THINK ABOUT that Filet-O-Fish for a moment.
Savory? Mouthwatering? Cheap?
What if I told you that 5% of the worlds fish species are extinct and nearly 70% have been entirely exploited or depleted, according to World Oceans Day? Overfishing is a serious issue that extends beyond our daily encounters with fish. We probably all know the daunting issue of climate change, yet change has been slow to come. So let us explore a little more on the reality of overfishing today, its implications and possible solutions.

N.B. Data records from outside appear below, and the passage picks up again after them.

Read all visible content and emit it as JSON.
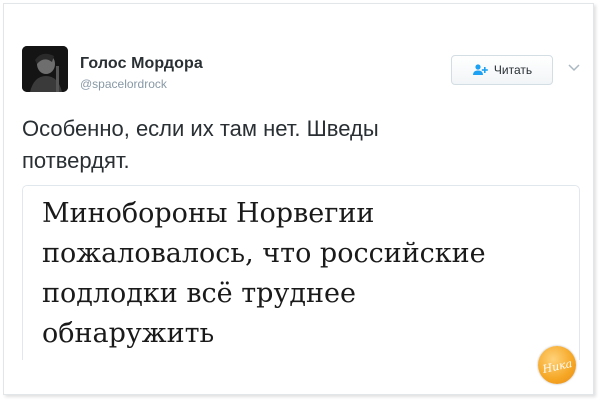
{
  "author": {
    "name": "Голос Мордора",
    "handle": "@spacelordrock"
  },
  "follow_button": {
    "label": "Читать",
    "icon": "add-user-icon"
  },
  "tweet": {
    "text_lines": [
      "Особенно, если их там нет. Шведы",
      "потвердят."
    ]
  },
  "card": {
    "headline_lines": [
      "Минобороны Норвегии",
      "пожаловалось, что российские",
      "подлодки всё труднее",
      "обнаружить"
    ]
  },
  "watermark": {
    "text": "Ника"
  },
  "colors": {
    "name": "#292f33",
    "handle": "#8899a6",
    "icon_accent": "#1da1f2",
    "watermark": "#f5a623"
  }
}
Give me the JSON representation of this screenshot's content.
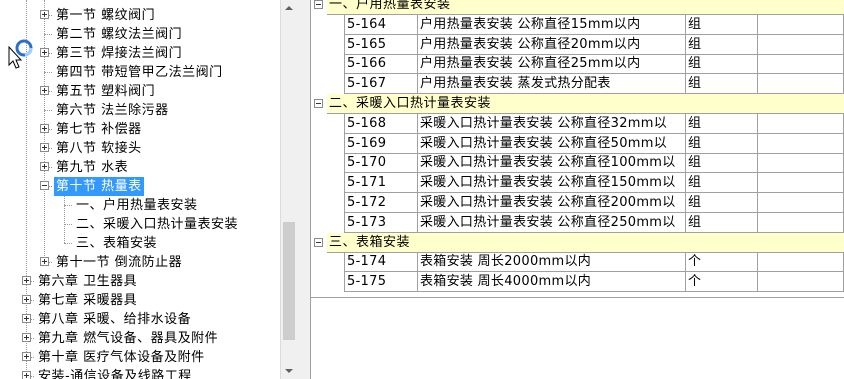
{
  "tree": {
    "items": [
      {
        "label": "第一节  螺纹阀门",
        "toggle": "plus"
      },
      {
        "label": "第二节  螺纹法兰阀门",
        "toggle": "none"
      },
      {
        "label": "第三节  焊接法兰阀门",
        "toggle": "plus"
      },
      {
        "label": "第四节  带短管甲乙法兰阀门",
        "toggle": "none"
      },
      {
        "label": "第五节  塑料阀门",
        "toggle": "plus"
      },
      {
        "label": "第六节  法兰除污器",
        "toggle": "none"
      },
      {
        "label": "第七节  补偿器",
        "toggle": "plus"
      },
      {
        "label": "第八节  软接头",
        "toggle": "plus"
      },
      {
        "label": "第九节  水表",
        "toggle": "plus"
      },
      {
        "label": "第十节  热量表",
        "toggle": "minus",
        "selected": true
      },
      {
        "label": "一、户用热量表安装",
        "toggle": "none"
      },
      {
        "label": "二、采暖入口热计量表安装",
        "toggle": "none"
      },
      {
        "label": "三、表箱安装",
        "toggle": "none"
      },
      {
        "label": "第十一节  倒流防止器",
        "toggle": "plus"
      },
      {
        "label": "第六章  卫生器具",
        "toggle": "plus"
      },
      {
        "label": "第七章  采暖器具",
        "toggle": "plus"
      },
      {
        "label": "第八章  采暖、给排水设备",
        "toggle": "plus"
      },
      {
        "label": "第九章  燃气设备、器具及附件",
        "toggle": "plus"
      },
      {
        "label": "第十章  医疗气体设备及附件",
        "toggle": "plus"
      },
      {
        "label": "安装-通信设备及线路工程",
        "toggle": "plus"
      }
    ]
  },
  "grid": {
    "groups": [
      {
        "title": "一、户用热量表安装",
        "rows": [
          {
            "code": "5-164",
            "name": "户用热量表安装 公称直径15mm以内",
            "unit": "组"
          },
          {
            "code": "5-165",
            "name": "户用热量表安装 公称直径20mm以内",
            "unit": "组"
          },
          {
            "code": "5-166",
            "name": "户用热量表安装 公称直径25mm以内",
            "unit": "组"
          },
          {
            "code": "5-167",
            "name": "户用热量表安装 蒸发式热分配表",
            "unit": "组"
          }
        ]
      },
      {
        "title": "二、采暖入口热计量表安装",
        "rows": [
          {
            "code": "5-168",
            "name": "采暖入口热计量表安装 公称直径32mm以",
            "unit": "组"
          },
          {
            "code": "5-169",
            "name": "采暖入口热计量表安装 公称直径50mm以",
            "unit": "组"
          },
          {
            "code": "5-170",
            "name": "采暖入口热计量表安装 公称直径100mm以",
            "unit": "组"
          },
          {
            "code": "5-171",
            "name": "采暖入口热计量表安装 公称直径150mm以",
            "unit": "组"
          },
          {
            "code": "5-172",
            "name": "采暖入口热计量表安装 公称直径200mm以",
            "unit": "组"
          },
          {
            "code": "5-173",
            "name": "采暖入口热计量表安装 公称直径250mm以",
            "unit": "组"
          }
        ]
      },
      {
        "title": "三、表箱安装",
        "rows": [
          {
            "code": "5-174",
            "name": "表箱安装 周长2000mm以内",
            "unit": "个"
          },
          {
            "code": "5-175",
            "name": "表箱安装 周长4000mm以内",
            "unit": "个"
          }
        ]
      }
    ]
  },
  "colors": {
    "selection": "#3399ff",
    "group_header_bg": "#ffffcc",
    "grid_line": "#a0a0a0"
  },
  "icons": {
    "cursor": "busy-arrow-cursor-icon"
  }
}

Every year, the count of netted fishes declines steadily. But this trend isnt caused by an increased awareness or appreciation for marine life; its the result of a dwindling fish population worldwide. A 2015 World Wildlife Fund report saw that Marine vertebrate population has declined by 49 percent between 1970 and 2012.
On one front, carbon emissions, coastal development and ocean acidification are all causing fishes to lose their habitats. On another front, as we continue to catch fish at an unsustainable rate, we are not giving fishes time to rejuvenate their population, causing fish species to dwindle into extinction.

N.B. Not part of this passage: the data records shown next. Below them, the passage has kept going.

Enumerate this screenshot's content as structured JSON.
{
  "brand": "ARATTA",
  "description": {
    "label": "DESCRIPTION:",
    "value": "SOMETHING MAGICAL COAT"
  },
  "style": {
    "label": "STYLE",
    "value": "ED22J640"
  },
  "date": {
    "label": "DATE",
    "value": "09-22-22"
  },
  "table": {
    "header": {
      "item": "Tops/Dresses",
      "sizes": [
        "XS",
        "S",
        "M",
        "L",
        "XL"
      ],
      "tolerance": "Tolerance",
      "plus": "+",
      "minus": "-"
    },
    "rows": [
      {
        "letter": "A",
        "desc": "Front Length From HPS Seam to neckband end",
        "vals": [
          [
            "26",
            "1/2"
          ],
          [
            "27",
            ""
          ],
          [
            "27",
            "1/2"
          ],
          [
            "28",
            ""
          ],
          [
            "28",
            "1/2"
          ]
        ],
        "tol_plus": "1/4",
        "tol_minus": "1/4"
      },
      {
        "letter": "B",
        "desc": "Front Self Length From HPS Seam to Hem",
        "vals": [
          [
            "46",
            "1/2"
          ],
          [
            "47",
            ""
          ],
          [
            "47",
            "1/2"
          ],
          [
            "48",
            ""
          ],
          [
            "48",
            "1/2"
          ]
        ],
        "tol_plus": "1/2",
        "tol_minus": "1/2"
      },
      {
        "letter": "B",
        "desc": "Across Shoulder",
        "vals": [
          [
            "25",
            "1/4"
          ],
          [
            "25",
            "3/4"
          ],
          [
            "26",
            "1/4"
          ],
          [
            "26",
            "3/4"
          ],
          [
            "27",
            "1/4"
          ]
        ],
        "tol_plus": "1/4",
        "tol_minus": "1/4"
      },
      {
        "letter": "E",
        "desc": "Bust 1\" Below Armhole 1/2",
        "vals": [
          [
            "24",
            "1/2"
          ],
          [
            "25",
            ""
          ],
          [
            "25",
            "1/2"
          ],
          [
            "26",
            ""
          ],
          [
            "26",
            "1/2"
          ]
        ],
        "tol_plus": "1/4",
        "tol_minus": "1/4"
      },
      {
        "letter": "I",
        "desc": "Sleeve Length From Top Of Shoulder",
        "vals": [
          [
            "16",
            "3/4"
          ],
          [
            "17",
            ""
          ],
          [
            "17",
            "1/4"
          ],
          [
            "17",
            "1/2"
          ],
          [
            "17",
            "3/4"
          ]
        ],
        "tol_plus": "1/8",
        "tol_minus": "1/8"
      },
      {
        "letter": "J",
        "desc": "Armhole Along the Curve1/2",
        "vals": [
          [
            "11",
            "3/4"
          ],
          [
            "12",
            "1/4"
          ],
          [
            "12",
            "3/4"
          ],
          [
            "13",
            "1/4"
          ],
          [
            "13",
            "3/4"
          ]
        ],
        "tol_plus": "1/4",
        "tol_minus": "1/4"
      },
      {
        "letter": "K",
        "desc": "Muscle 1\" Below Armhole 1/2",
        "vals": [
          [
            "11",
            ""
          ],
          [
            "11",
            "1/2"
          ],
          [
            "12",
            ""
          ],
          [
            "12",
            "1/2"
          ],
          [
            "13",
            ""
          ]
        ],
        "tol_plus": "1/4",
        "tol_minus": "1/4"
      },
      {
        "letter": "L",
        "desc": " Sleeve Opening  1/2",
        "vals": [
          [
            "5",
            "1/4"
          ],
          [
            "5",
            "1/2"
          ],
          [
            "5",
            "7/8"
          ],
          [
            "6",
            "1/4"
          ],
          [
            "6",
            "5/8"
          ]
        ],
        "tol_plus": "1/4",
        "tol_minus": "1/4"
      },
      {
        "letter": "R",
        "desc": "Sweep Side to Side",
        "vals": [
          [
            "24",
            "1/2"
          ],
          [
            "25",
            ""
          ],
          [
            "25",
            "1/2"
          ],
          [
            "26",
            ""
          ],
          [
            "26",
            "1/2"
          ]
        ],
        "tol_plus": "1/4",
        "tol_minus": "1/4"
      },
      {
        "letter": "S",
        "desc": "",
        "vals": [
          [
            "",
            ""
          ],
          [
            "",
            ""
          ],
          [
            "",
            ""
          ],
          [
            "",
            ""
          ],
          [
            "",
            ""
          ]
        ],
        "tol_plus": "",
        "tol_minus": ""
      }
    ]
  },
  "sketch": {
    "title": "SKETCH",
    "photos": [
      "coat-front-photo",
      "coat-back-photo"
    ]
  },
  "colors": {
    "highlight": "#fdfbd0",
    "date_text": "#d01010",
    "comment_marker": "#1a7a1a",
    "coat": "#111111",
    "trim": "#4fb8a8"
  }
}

Fisheries and livelihoods that rely on fishes for nutrition and jobs, respectively, become more vulnerable to malnutrition and poverty. According to a 2013 report released by the UNs Food and Agriculture Organization, Fish provides about 3 billion people with almost 20 percent of their intake of animal protein.”
In addition, we also lose billions of dollars in revenue, harming especially the developing nations that cannot afford to transition to other sources of income. It is fisheries in Southeast Asia and Africa that is most vulnerable to these changes. It is the worlds poorest economy we are further destroying.

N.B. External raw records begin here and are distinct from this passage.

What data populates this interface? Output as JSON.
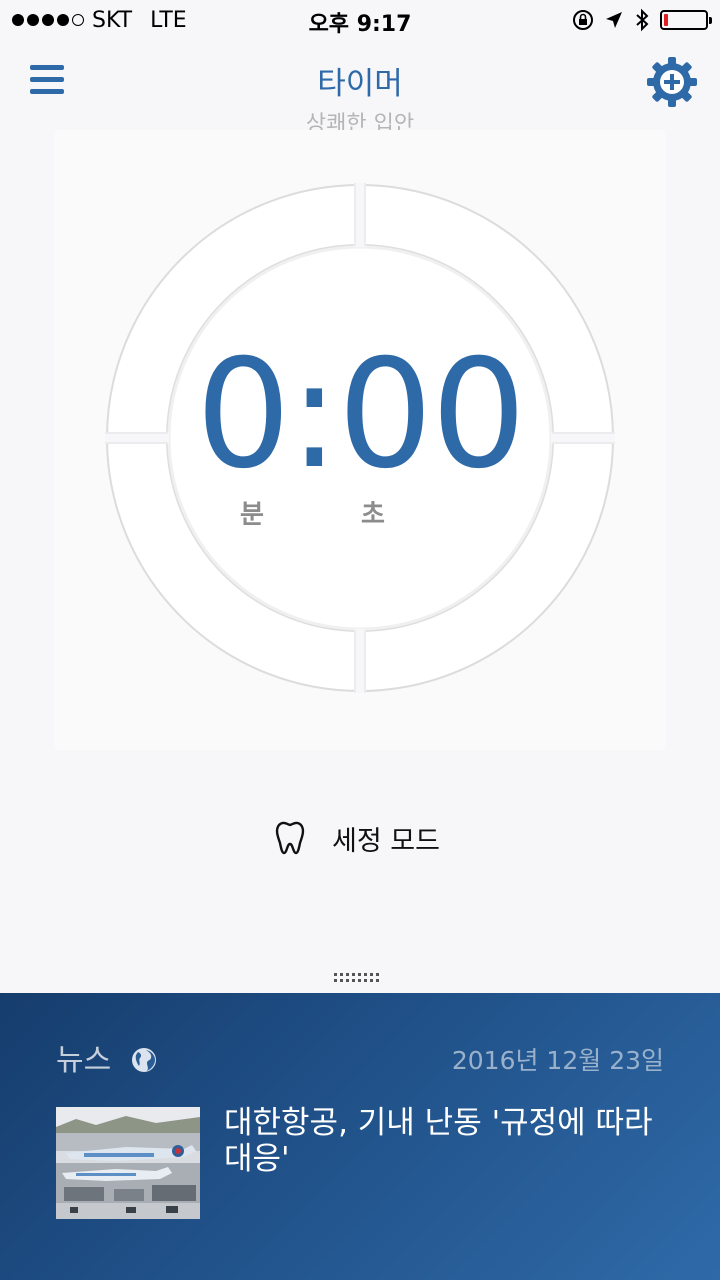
{
  "status_bar": {
    "carrier": "SKT",
    "network": "LTE",
    "time": "오후 9:17",
    "signal_bars": 4,
    "battery_level": 0.1
  },
  "header": {
    "title": "타이머",
    "subtitle": "상쾌한 입안",
    "menu_icon": "hamburger-menu-icon",
    "settings_icon": "gear-plus-icon"
  },
  "timer": {
    "display": "0:00",
    "minutes_label": "분",
    "seconds_label": "초"
  },
  "mode": {
    "icon": "tooth-icon",
    "label": "세정 모드"
  },
  "news": {
    "title": "뉴스",
    "date": "2016년 12월 23일",
    "headline": "대한항공, 기내 난동 '규정에 따라 대응'"
  },
  "colors": {
    "accent": "#2f6aa8",
    "news_bg": "#1f4f86",
    "battery_low": "#e02020"
  }
}
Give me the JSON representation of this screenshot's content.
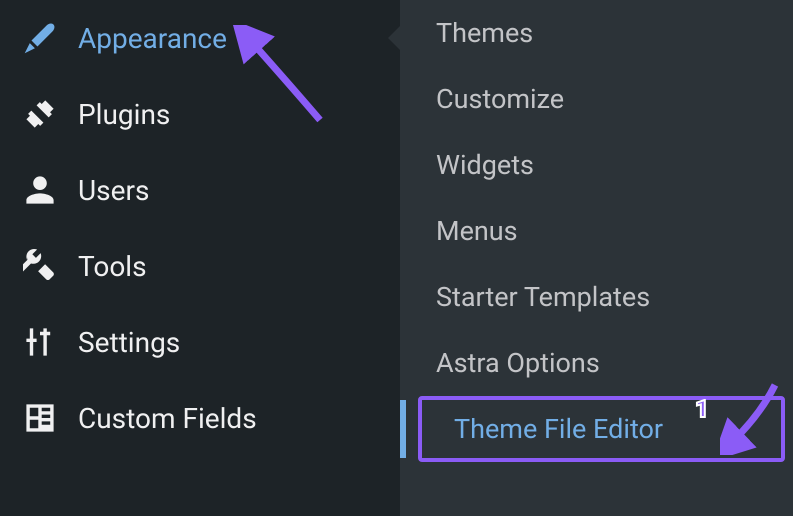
{
  "annotations": {
    "number": "1"
  },
  "mainMenu": {
    "items": [
      {
        "label": "Appearance",
        "icon": "paintbrush-icon",
        "active": true
      },
      {
        "label": "Plugins",
        "icon": "plug-icon"
      },
      {
        "label": "Users",
        "icon": "user-icon"
      },
      {
        "label": "Tools",
        "icon": "wrench-icon"
      },
      {
        "label": "Settings",
        "icon": "sliders-icon"
      },
      {
        "label": "Custom Fields",
        "icon": "layout-icon"
      }
    ]
  },
  "submenu": {
    "items": [
      {
        "label": "Themes"
      },
      {
        "label": "Customize"
      },
      {
        "label": "Widgets"
      },
      {
        "label": "Menus"
      },
      {
        "label": "Starter Templates"
      },
      {
        "label": "Astra Options"
      },
      {
        "label": "Theme File Editor",
        "highlighted": true
      }
    ]
  }
}
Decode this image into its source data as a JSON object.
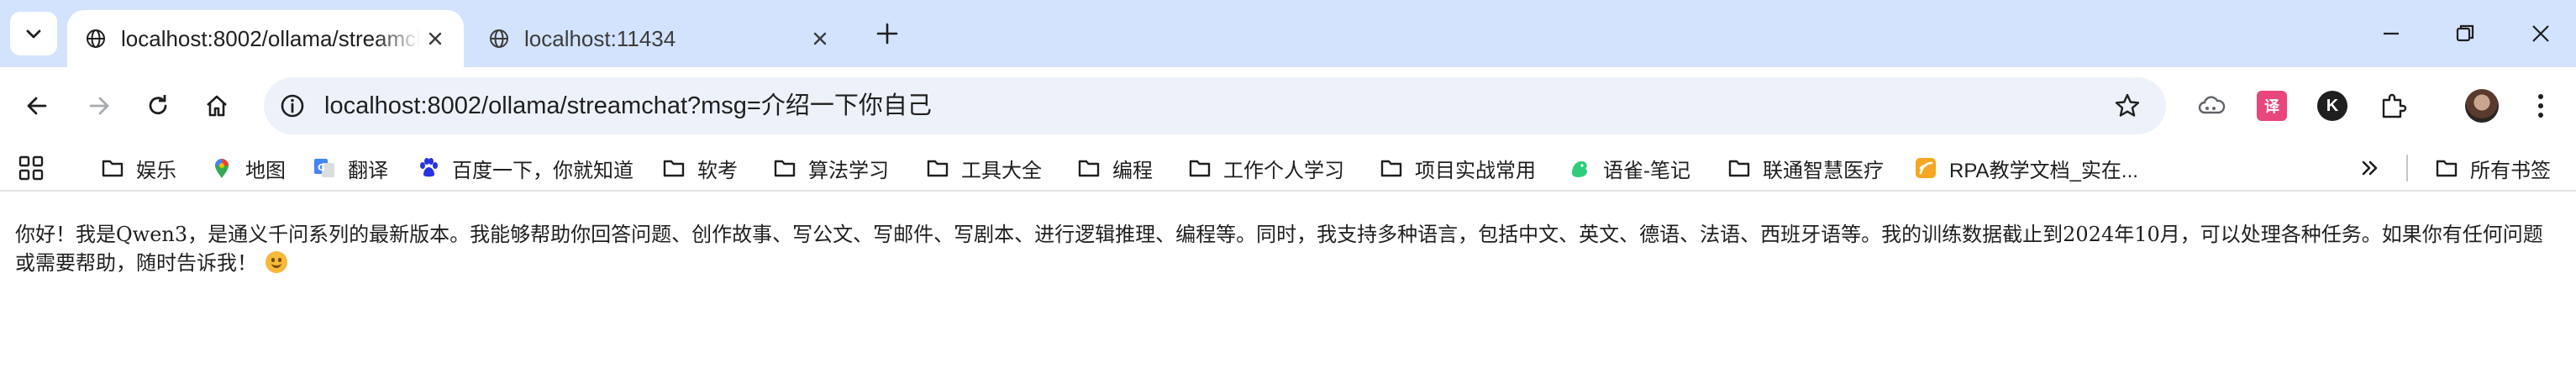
{
  "browser": {
    "tabs": [
      {
        "title": "localhost:8002/ollama/streamchat?msg=介绍一下你自己",
        "active": true
      },
      {
        "title": "localhost:11434",
        "active": false
      }
    ],
    "address_bar": {
      "url": "localhost:8002/ollama/streamchat?msg=介绍一下你自己"
    },
    "bookmarks": [
      {
        "label": "娱乐",
        "icon": "folder-icon"
      },
      {
        "label": "地图",
        "icon": "google-maps-icon"
      },
      {
        "label": "翻译",
        "icon": "google-translate-icon"
      },
      {
        "label": "百度一下，你就知道",
        "icon": "baidu-paw-icon"
      },
      {
        "label": "软考",
        "icon": "folder-icon"
      },
      {
        "label": "算法学习",
        "icon": "folder-icon"
      },
      {
        "label": "工具大全",
        "icon": "folder-icon"
      },
      {
        "label": "编程",
        "icon": "folder-icon"
      },
      {
        "label": "工作个人学习",
        "icon": "folder-icon"
      },
      {
        "label": "项目实战常用",
        "icon": "folder-icon"
      },
      {
        "label": "语雀-笔记",
        "icon": "yuque-bird-icon"
      },
      {
        "label": "联通智慧医疗",
        "icon": "folder-icon"
      },
      {
        "label": "RPA教学文档_实在...",
        "icon": "rpa-orange-icon"
      }
    ],
    "all_bookmarks_label": "所有书签"
  },
  "page": {
    "text": "你好！我是Qwen3，是通义千问系列的最新版本。我能够帮助你回答问题、创作故事、写公文、写邮件、写剧本、进行逻辑推理、编程等。同时，我支持多种语言，包括中文、英文、德语、法语、西班牙语等。我的训练数据截止到2024年10月，可以处理各种任务。如果你有任何问题或需要帮助，随时告诉我！"
  },
  "colors": {
    "tabstrip_bg": "#d3e3fd",
    "omnibox_bg": "#edf2fa",
    "text": "#1f1f1f"
  }
}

In Newfoundland, Canada, a once robust cod industry came to an abrupt end when there was no more cod to net. The cod industry supported over 40,000 lives. Today, these people have yet to fully recover from their loss. Behind this tragedy was years of overfishing, oblivion, and mismanagement.
Technology greatly increased the volume of fishes caught at once, asserting survival and reproductive pressures on the cod species. Byfishing, the unintentional capturing of unwanted marine life, of capelin, the cods main source of food, also led to the diminishing of the cod population.
The story of Newfoundland serves as a cautionary tale for the rest of the world. What happens when we deplete our resources? We might not live next to the ocean, but our livelihoods are intricately connected to it. The natural ecosystem is a part of a dynamic equilibrium we need to maintain.
So aren’t there solutions or alternatives? In recent decades, our innovation has allowed us to develop different ways to keep fisheries alive, people fed, all the while working to solve the issue of over-fishing. For example, think back to the Filet-O-Fish. Between the two buns is a crispy pollack. McDonald’s gets its fishes from Marine Stewardship Council certified sources.
This alludes to current development in aquaculture. Aquaculture, human cultivation of aquatic animals, is bound to become our future source of seafood, and in recent years, there has been a great amount of focus on sustainable aquaculture. According to the Ocean Foundation, recirculating tanks, raceways, and flow-through systems are some of the new techniques developed to make aqua systems more sustainable and solve the issues of organic waste leaking into oceans, habitat destruction, and transmission of diseases.
Governments have also taken steps to establish fishing quotas, no fishing zones, and requiring specific types of equipment. But most importantly, we as individuals and constituents of the consumer base, must make it our responsibility to inform each other, encourage action for greater policy measures, and prioritize the sustainability of our oceans.